24 April 2021
The dating game . . . He did it!!! . . . or did he?
Three days ago, in the early morning, I could see the male and female perched close together in the Oak tree next to the Centre. Later that morning, both birds were gone – and I was worried that one of the Black Sparrowhawks that have been very active around Delta Park had spotted them, and attacked. The female was back in her usual spot under the overhang that evening, but no sign of the male. I then heard calling coming from near the nest – and knew he was still OK as well – big relief!! The next day the female was back in the Oak tree, but no sign of the male . . . and the same again yesterday.
The female was back on the lower roof very early yesterday evening (16:40), and was again more active and alert than usual. I kept checking on her in the hope that she would be joined by the male, but no sign of him. When I looked out just after 18:05 however there had been a change. The female was holding a freshly decapitated Common Mole Rat in her bill. She took the prey into the corner under the overhang and, after tearing off a few small pieces and swallowing them, settled down on her tibio-tarsal joints (ankles) with the rest of the Mole Rat in her talons.

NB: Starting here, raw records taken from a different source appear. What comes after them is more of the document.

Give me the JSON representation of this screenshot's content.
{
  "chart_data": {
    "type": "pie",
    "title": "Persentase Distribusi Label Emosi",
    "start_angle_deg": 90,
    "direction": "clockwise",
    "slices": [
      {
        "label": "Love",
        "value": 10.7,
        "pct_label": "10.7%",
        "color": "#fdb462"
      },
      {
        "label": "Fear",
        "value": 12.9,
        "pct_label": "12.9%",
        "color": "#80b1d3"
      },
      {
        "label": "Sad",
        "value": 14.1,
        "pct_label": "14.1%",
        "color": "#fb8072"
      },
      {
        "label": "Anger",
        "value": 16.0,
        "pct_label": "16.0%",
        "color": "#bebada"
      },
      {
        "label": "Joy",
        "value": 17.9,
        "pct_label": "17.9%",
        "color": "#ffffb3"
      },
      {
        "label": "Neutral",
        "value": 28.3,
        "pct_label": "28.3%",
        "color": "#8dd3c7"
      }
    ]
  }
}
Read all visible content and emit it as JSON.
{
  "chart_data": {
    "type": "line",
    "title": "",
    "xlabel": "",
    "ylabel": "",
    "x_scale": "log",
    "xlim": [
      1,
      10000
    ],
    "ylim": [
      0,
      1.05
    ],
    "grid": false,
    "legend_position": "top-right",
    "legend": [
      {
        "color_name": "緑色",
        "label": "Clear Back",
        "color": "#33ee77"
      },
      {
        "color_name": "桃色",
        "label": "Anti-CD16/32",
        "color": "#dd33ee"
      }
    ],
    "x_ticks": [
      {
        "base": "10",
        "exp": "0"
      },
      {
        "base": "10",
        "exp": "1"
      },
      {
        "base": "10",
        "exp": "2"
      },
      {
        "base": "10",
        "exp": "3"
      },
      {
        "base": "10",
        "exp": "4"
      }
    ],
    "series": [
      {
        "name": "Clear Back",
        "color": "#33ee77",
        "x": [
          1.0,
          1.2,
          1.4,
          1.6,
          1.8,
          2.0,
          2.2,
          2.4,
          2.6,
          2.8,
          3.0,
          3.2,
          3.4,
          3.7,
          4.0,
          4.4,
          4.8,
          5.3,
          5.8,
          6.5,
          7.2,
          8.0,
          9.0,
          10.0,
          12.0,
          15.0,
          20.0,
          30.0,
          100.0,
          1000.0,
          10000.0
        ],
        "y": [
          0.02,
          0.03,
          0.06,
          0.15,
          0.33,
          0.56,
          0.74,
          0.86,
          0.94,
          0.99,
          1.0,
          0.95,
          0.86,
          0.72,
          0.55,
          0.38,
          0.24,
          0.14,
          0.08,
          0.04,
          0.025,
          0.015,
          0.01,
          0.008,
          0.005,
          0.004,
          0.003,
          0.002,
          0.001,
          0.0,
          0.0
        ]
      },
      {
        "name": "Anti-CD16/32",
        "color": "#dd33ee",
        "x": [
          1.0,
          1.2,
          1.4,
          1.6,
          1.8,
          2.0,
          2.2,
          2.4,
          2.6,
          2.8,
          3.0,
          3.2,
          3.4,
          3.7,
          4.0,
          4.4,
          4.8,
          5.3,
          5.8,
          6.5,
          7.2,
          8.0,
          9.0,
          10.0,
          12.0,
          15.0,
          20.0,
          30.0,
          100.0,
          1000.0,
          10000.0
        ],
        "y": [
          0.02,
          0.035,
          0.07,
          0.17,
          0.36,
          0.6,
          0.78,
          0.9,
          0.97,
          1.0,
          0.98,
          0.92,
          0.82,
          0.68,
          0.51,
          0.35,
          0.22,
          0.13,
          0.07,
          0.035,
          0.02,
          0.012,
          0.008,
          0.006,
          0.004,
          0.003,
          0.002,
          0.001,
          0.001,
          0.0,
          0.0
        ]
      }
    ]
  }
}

When males bring vertebrate prey (mammals and birds) to the females, they typically first decapitate them, swallowing the heads before delivering the rest of the animal to their mate. The Mole Rat certainly looked freshly-killed, and the female had definitely not moved from the roof, so it is likely that I had just missed my first views of the new male courtship-feeding his mate. If so, the male has taken a very significant step and is starting to accept his role as hunter/provider – critical during nesting when he will have to find food for himself, his mate, and for any young nestlings that the pair produces. The only other possibility is that the female had cached uneaten prey the previous evening or earlier that morning, and had retrieved it ‘when I wasn’t looking’. There had been no sign of any prey on the roof earlier however – so this is unlikely. I recorded her caching prey a few years ago – when she somehow managed to get hold of a Little Grebe (or Dabchick). I had seen her very early in the morning on the parapet of the back roof with the grebe, but when I checked later she was in the Cabbage Tree – and no sign of her prey. Early that evening however I found her plucking the grebe in the Willow Tree in front of the Centre.